John Mura, spokesman for the Kentucky Energy and Environment Cabinet, said by email that the state agency was “engaged at this time to organize cabinet assistance” to affected areas and declined to comment further.
About 408,000 Kentuckians live within a mile of abandoned mining land, the Ohio River Valley Institute regional think tank estimated last year, and it will cost nearly $1.2 billion to fix it. In 2020, the Kentucky fund had about $52 million available, according to a state report.
Kentucky has spent just over $1.5 million of its rehabilitation fund, according to the 2022 executive budget. President Joe Biden, who has committed $11.3 billion to rehabilitating abandoned mines over the next 15 years.
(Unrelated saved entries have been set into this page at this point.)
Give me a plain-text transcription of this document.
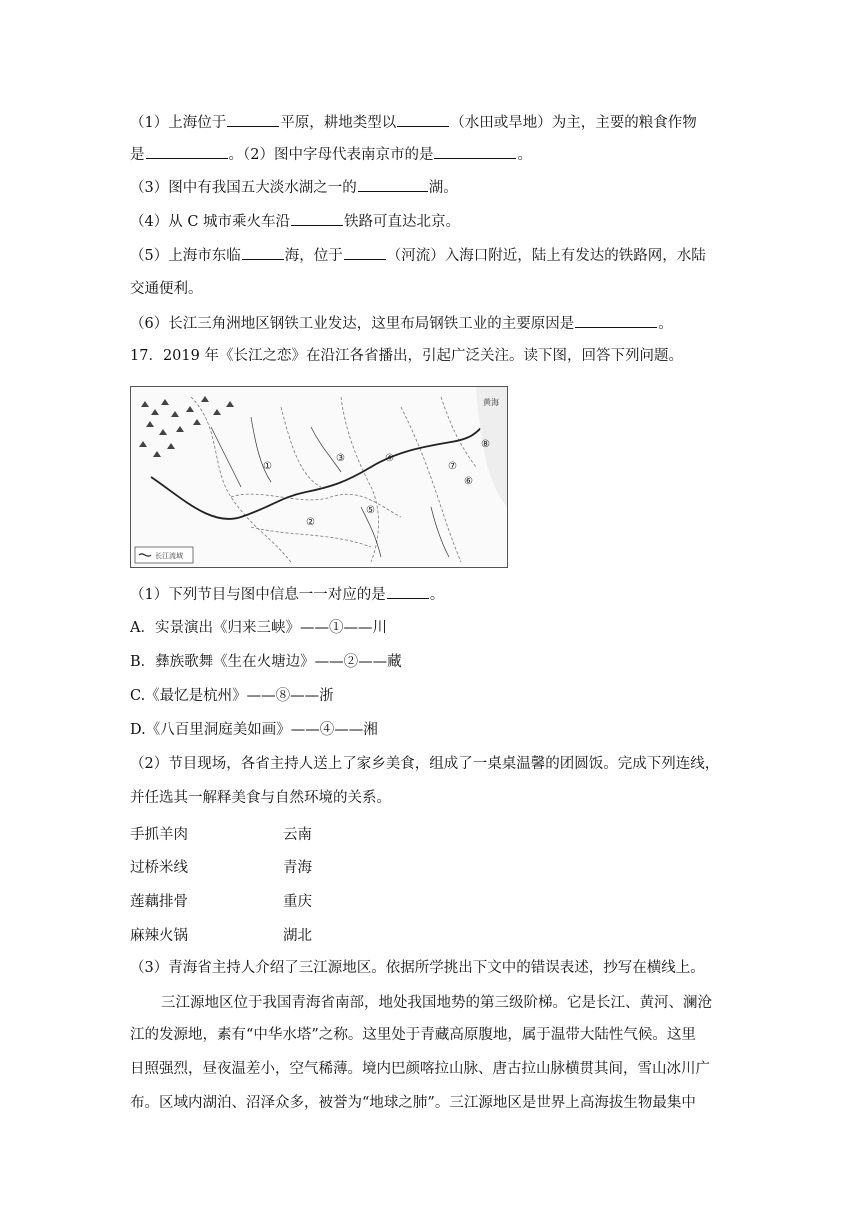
（1）上海位于	平原，耕地类型以	（水田或旱地）为主，主要的粮食作物
是	。（2）图中字母代表南京市的是	。
（3）图中有我国五大淡水湖之一的	湖。
（4）从 C 城市乘火车沿	铁路可直达北京。
（5）上海市东临	海，位于	（河流）入海口附近，陆上有发达的铁路网，水陆
交通便利。
（6）长江三角洲地区钢铁工业发达，这里布局钢铁工业的主要原因是	。
17．2019 年《长江之恋》在沿江各省播出，引起广泛关注。读下图，回答下列问题。
黄海
①
②
③	④
⑤
⑥
⑦
⑧
长江流域
（1）下列节目与图中信息一一对应的是	。
A．实景演出《归来三峡》——①——川
B．彝族歌舞《生在火塘边》——②——藏
C.《最忆是杭州》——⑧——浙
D.《八百里洞庭美如画》——④——湘
（2）节目现场，各省主持人送上了家乡美食，组成了一桌桌温馨的团圆饭。完成下列连线，
并任选其一解释美食与自然环境的关系。
手抓羊肉	云南
过桥米线	青海
莲藕排骨	重庆
麻辣火锅	湖北
（3）青海省主持人介绍了三江源地区。依据所学挑出下文中的错误表述，抄写在横线上。
三江源地区位于我国青海省南部，地处我国地势的第三级阶梯。它是长江、黄河、澜沧
江的发源地，素有“中华水塔”之称。这里处于青藏高原腹地，属于温带大陆性气候。这里
日照强烈，昼夜温差小，空气稀薄。境内巴颜喀拉山脉、唐古拉山脉横贯其间，雪山冰川广
布。区域内湖泊、沼泽众多，被誉为“地球之肺”。三江源地区是世界上高海拔生物最集中
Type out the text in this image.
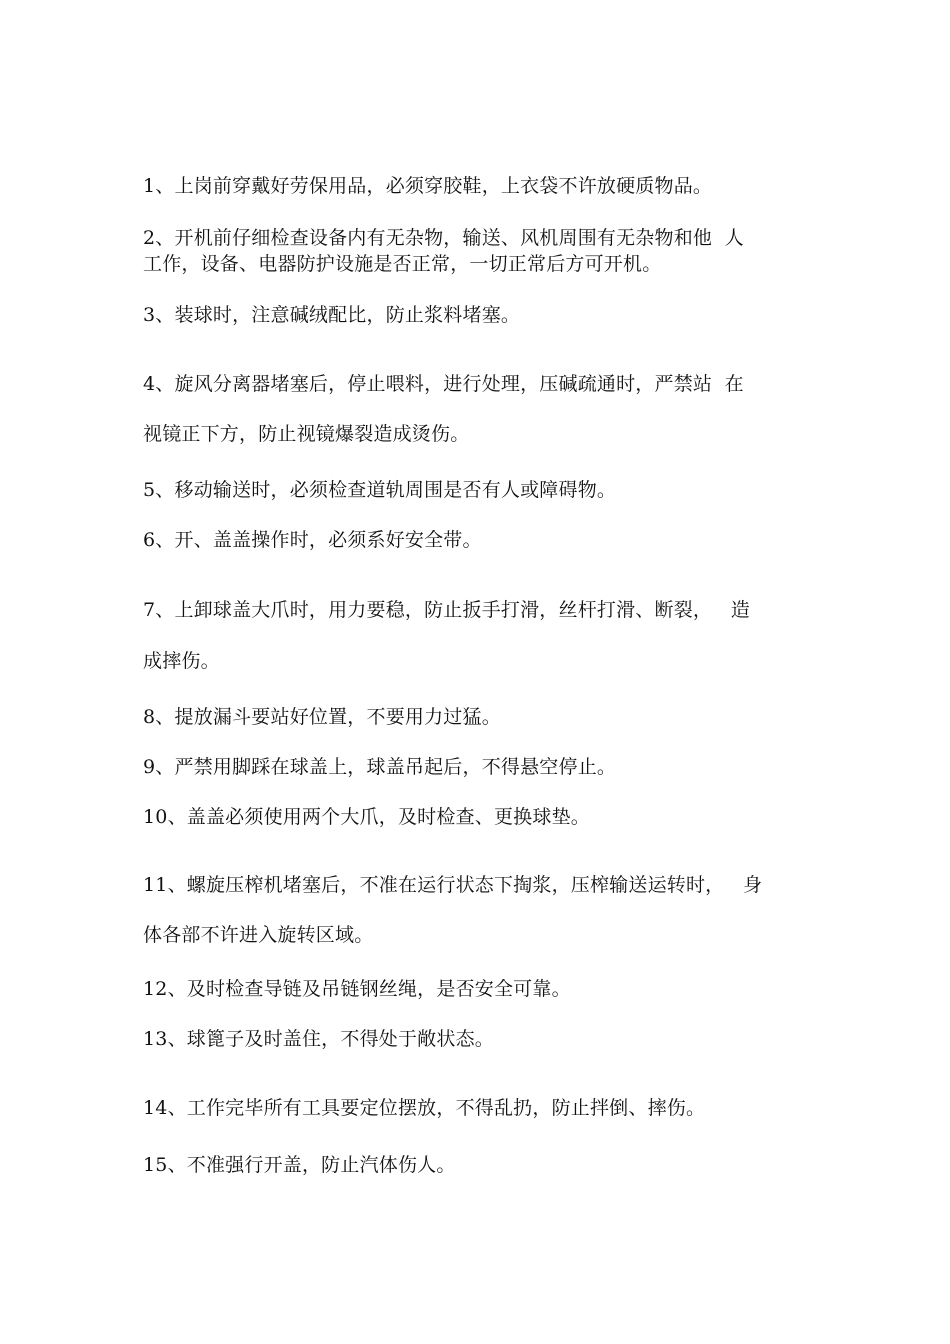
1、上岗前穿戴好劳保用品，必须穿胶鞋，上衣袋不许放硬质物品。
2、开机前仔细检查设备内有无杂物，输送、风机周围有无杂物和他  人
工作，设备、电器防护设施是否正常，一切正常后方可开机。
3、装球时，注意碱绒配比，防止浆料堵塞。
4、旋风分离器堵塞后，停止喂料，进行处理，压碱疏通时，严禁站  在
视镜正下方，防止视镜爆裂造成烫伤。
5、移动输送时，必须检查道轨周围是否有人或障碍物。
6、开、盖盖操作时，必须系好安全带。
7、上卸球盖大爪时，用力要稳，防止扳手打滑，丝杆打滑、断裂，   造
成摔伤。
8、提放漏斗要站好位置，不要用力过猛。
9、严禁用脚踩在球盖上，球盖吊起后，不得悬空停止。
10、盖盖必须使用两个大爪，及时检查、更换球垫。
11、螺旋压榨机堵塞后，不准在运行状态下掏浆，压榨输送运转时，   身
体各部不许进入旋转区域。
12、及时检查导链及吊链钢丝绳，是否安全可靠。
13、球篦子及时盖住，不得处于敞状态。
14、工作完毕所有工具要定位摆放，不得乱扔，防止拌倒、摔伤。
15、不准强行开盖，防止汽体伤人。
Last year, the state received $9 million from the federal government.
The new sum is huge, but “it’s just a drop in the ocean” to meet the needs of Appalachian communities, said Sarah Surber, a public health professor at Wayne State University, who has studied environmental justice issues in the region and practiced law there. for over a decade.
“How do you prioritize [the funding]?”, she said. “There are so many that have been left abandoned or remain in limbo, you have predicted more coal mining company bankruptcies, so how do you decide which mines will be recovered and what does this mean for communities and their protection in terms of pollution and flooding issues? »
Kevin Thompson, an attorney whose work has drawn national attention for challenging powerful coal CEO Don Blankenship, said footage he saw of Kentucky last week gave him flashbacks to the King case. Coal from 2009 that he worked on in West Virginia and the photographs he took of the days after the flood that occurred there.
That case pitted 20 low-income families against four powerful corporations that Thompson said were responsible for two floods that swept away people’s homes.